Documentaries aside, my own personal opinion is, if they're diving for it, they're fairly certain they're NOT in the right location. At least, I wouldn't risk radiation poisoning for the sake of filming a documentary about a missing bomb.


Pfft, try diving inside a nuclear reactor every day for two months straight
 
. This is not the same as a nuclear reactor dumping waste into a river in large quantities over time, exposure to highly radioactive material, or being close to a sustained chain reaction.

Um, which waste is going into a river exactly?
The water comes from the river or ocean, gets swirled around a heat exchanger (i'm dumbing it down) then gets dumped back into the ocean. It never comes into contact with ANYTHING radioactive.

I've dove in this system from intake to exhaust thousands of times.
 
I keep diving offshore and have yet to find it. But as mucky as it can be out there, it's no wonder it hasn't been found yet. But with ever increasing survey technology, who knows what they will come up with.

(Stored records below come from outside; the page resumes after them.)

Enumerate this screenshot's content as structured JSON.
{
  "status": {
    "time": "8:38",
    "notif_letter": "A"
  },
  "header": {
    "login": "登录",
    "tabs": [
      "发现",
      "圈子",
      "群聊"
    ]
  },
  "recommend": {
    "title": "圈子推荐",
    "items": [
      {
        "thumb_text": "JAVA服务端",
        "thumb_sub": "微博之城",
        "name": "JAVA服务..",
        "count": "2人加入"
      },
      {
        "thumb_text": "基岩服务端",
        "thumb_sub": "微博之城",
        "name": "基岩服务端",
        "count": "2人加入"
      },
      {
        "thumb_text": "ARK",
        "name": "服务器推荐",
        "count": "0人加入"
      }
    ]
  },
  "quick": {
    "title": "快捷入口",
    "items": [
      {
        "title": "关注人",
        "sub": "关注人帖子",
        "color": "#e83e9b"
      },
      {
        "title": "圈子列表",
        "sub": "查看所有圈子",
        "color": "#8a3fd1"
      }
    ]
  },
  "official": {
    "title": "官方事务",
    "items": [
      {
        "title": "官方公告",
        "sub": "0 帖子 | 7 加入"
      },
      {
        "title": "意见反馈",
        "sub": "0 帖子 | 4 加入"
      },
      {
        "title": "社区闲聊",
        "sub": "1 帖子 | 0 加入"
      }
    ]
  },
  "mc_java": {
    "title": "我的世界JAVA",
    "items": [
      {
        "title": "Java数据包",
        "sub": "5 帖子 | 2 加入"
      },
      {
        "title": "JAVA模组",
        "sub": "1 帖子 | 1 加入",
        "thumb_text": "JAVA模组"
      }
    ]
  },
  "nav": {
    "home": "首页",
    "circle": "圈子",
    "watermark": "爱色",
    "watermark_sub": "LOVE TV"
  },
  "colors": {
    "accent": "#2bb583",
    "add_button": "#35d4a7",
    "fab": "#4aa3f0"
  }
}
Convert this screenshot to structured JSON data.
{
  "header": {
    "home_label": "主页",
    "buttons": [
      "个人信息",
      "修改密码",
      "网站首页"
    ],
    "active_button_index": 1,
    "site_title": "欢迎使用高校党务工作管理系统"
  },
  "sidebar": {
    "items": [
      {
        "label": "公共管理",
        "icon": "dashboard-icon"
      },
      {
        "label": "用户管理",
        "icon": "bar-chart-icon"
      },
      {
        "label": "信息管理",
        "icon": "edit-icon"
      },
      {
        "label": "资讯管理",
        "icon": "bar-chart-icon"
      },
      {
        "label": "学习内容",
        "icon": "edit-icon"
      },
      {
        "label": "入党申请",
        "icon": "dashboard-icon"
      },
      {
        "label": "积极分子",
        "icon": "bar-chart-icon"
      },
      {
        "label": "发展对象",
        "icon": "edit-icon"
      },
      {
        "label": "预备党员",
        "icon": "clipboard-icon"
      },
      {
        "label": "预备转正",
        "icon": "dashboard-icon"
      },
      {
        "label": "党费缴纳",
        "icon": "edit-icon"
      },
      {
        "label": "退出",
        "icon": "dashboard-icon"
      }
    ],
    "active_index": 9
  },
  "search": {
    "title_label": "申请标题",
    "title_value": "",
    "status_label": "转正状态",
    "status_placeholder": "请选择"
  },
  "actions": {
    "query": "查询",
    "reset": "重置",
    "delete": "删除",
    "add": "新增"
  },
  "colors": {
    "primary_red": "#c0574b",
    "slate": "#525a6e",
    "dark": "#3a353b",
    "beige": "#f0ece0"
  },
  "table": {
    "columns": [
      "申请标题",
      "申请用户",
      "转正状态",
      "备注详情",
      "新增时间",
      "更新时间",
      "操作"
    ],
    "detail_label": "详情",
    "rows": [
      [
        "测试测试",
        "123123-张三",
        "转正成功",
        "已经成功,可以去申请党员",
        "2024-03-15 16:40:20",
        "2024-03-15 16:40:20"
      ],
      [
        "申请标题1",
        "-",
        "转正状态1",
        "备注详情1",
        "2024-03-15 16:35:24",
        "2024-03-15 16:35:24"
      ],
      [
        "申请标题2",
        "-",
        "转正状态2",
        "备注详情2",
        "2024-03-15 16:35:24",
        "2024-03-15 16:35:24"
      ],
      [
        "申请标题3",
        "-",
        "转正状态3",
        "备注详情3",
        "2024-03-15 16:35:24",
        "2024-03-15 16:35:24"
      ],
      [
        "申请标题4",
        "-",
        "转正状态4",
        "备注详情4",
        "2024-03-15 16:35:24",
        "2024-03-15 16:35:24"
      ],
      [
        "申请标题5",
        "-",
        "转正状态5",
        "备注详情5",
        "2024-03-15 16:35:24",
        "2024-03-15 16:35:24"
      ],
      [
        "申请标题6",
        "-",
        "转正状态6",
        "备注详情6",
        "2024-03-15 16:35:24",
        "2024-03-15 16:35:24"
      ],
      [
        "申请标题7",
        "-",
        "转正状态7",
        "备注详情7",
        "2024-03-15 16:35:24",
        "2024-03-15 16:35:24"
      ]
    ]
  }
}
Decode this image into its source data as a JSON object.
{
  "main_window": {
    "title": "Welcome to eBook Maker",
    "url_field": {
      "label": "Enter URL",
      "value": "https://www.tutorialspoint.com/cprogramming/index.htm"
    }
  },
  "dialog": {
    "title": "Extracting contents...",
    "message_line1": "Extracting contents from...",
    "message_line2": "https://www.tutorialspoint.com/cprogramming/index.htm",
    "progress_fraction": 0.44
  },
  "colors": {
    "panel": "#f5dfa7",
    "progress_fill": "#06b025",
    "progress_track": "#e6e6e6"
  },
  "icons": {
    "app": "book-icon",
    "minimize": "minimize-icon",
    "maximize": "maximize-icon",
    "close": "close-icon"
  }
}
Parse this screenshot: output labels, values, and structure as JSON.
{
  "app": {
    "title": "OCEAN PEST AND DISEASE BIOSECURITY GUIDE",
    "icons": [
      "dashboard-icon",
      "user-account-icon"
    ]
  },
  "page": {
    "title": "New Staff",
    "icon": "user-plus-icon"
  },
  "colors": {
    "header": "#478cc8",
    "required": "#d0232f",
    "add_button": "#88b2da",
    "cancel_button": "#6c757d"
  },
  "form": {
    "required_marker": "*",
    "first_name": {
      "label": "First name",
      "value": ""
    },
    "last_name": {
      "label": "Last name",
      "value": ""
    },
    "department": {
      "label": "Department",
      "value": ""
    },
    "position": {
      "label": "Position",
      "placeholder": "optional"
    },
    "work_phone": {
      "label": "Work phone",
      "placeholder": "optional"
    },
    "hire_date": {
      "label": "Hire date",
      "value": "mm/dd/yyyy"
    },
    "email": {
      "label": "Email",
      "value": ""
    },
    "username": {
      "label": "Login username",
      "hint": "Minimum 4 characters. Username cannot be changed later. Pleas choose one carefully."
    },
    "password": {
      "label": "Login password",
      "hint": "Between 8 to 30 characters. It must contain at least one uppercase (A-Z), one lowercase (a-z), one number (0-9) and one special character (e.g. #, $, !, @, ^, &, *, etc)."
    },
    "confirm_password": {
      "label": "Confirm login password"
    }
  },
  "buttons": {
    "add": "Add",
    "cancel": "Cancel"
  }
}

Maybe that is why our spiny lobsters are so big way offshore...IJS :wink:

Carolyn:shark2:
 
It never ceases to amaze me how people can get so worked up over radiation... since we live our lives bathed in it.
By and large these isotopes are heavy metals so they aren't going to be floating around in the water column, and since water is one of the best radiation shields you would have to be laying on the bottom within a few inches to get ANY exposure.